A apreciação a efectuar deverá incluir a contribuição de cada comparticipante, valorando-a autonomamente enquanto reveladora ou não de uma especial censurabilidade ou perversidade[2]. A acessoriedade prescreve a aplicação da moldura penal modificada apenas quando se trate de uma modificação com natureza típica, ou seja, de uma regulamentação legal fechada das circunstâncias modificativas da pena.

No art. 132º CP a cláusula geral exemplificada – a especial censurabilidade ou perversidade – integra um tipo de culpa. O que significa que o legislador entendeu fornecer ao juiz um critério decisivo, à luz do qual têm, de ser consideradas as diversas alíneas do art. 132º/2 CP e a própria noção de Leitblid dos exemplos-padrão do homicídio qualificado. Daí que não baste um aumento – ainda que essencial – do grau de ilicitude para se afirmar a especial censurabilidade ou perversidade do agente, devendo também verificar-se uma atitude particularmente rejeitável ou desviada relativamente aos valores.
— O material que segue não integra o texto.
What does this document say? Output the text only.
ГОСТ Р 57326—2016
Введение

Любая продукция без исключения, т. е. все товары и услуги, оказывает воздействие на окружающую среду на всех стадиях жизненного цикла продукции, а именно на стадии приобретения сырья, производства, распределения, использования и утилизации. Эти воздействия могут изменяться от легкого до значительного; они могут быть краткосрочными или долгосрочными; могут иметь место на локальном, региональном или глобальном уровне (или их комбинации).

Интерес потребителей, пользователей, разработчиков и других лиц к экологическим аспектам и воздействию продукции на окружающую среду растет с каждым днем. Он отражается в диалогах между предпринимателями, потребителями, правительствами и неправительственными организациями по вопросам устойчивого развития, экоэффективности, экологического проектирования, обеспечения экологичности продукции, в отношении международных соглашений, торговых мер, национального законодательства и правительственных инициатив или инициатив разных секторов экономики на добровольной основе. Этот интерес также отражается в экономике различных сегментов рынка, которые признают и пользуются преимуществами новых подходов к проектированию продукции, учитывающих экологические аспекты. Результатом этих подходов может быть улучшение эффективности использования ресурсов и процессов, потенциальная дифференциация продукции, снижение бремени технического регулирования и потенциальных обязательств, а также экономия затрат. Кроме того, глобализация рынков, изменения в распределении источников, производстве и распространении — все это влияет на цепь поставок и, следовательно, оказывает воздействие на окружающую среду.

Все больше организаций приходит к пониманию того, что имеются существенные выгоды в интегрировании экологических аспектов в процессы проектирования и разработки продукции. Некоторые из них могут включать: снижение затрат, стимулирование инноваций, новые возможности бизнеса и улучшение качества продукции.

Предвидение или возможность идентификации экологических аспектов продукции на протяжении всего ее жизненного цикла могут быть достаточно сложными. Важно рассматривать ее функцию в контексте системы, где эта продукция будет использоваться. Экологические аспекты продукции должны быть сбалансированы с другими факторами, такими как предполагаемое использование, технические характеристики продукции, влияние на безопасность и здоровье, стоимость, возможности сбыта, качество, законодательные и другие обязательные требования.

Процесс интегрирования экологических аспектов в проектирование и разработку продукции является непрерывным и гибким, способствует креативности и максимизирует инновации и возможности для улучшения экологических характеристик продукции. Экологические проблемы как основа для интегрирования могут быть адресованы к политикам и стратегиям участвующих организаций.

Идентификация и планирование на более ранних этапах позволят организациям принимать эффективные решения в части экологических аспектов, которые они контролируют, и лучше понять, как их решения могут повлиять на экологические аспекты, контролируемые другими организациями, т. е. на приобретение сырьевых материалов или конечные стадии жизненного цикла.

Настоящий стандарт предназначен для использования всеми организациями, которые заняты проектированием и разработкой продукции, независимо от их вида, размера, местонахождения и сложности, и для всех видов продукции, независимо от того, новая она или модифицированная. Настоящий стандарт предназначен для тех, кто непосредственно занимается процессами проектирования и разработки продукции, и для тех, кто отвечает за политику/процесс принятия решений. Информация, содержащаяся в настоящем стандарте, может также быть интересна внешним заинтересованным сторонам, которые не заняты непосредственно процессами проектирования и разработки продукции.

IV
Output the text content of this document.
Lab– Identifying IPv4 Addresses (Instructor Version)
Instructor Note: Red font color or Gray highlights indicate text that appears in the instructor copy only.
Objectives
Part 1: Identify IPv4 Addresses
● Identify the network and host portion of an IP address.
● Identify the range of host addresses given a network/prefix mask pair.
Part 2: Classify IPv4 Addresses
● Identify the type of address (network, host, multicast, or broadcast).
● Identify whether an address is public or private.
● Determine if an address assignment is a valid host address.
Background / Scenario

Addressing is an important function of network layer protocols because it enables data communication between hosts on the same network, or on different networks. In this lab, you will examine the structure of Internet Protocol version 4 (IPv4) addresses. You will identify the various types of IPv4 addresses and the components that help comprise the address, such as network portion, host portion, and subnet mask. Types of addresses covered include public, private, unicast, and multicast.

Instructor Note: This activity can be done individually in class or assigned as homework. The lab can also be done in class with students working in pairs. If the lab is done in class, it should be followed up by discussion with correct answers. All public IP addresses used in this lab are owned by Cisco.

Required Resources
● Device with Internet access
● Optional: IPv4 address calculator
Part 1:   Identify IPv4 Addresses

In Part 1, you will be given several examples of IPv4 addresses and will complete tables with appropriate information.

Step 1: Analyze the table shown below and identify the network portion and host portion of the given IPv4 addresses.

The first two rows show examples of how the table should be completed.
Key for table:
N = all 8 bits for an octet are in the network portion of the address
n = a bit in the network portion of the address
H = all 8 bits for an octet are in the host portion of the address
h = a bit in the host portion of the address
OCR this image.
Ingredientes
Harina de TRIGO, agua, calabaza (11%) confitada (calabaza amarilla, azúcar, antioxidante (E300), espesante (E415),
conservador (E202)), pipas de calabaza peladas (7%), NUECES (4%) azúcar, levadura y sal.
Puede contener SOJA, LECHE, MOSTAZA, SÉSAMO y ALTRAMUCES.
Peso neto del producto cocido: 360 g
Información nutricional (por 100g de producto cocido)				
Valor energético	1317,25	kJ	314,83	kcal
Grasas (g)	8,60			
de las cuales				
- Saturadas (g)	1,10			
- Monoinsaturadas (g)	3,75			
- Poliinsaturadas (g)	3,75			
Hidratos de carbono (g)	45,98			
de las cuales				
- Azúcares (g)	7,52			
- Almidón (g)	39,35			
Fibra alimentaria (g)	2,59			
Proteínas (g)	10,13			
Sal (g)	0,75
Dir-se-á que um aumento essencial da ilicitude se reflecte, em regra, num aumento também ele essencial da culpa.

c)     Concurso

Não pode aceitar-se a existência de problemas de concurso nem entre a verificação de diversos exemplos-padrão, nem entre tipo fundamental (art. 131º CP) e regra de determinação da moldura penal do grupo valorativo de homicídio especialmente grave, nem entre esta e a regra de determinação da moldura penal contida no art. 133º CP. E isto é assim, em virtude destes preceitos não conterem verdadeiros tipos de crime, mas apenas regras modificativas das molduras penal do homicídio.

Dai que não possa encarar-se como concurso ideal o caso do homicídio qualificado em que se verifica o preenchimento de dois ou mais exemplos-padrão.

d)     A proibição da dupla valoração

A proibição do duplo aproveitamento ou da dupla valoração de elementos do tipo de crimes na determinação da medida concreta da pena está prevista no art. 72º/2 CP. Nestes termos é proibido aproveitar mais uma vez circunstâncias que levaram à formação da moldura penal, e que são pressupostos da sua aplicação, na fixação da medida da pena no caso individual. A fundamentação desta proibição é evidente: os elementos do tipo de crime foram já ponderados no âmbito da determinação da moldura penal, e deste modo, constituem já pressupostos da medida concreta da pena, que há-de ser escolhida dentro dos limites daquela moldura, sem que os referidos elementos a possam voltar a influenciar.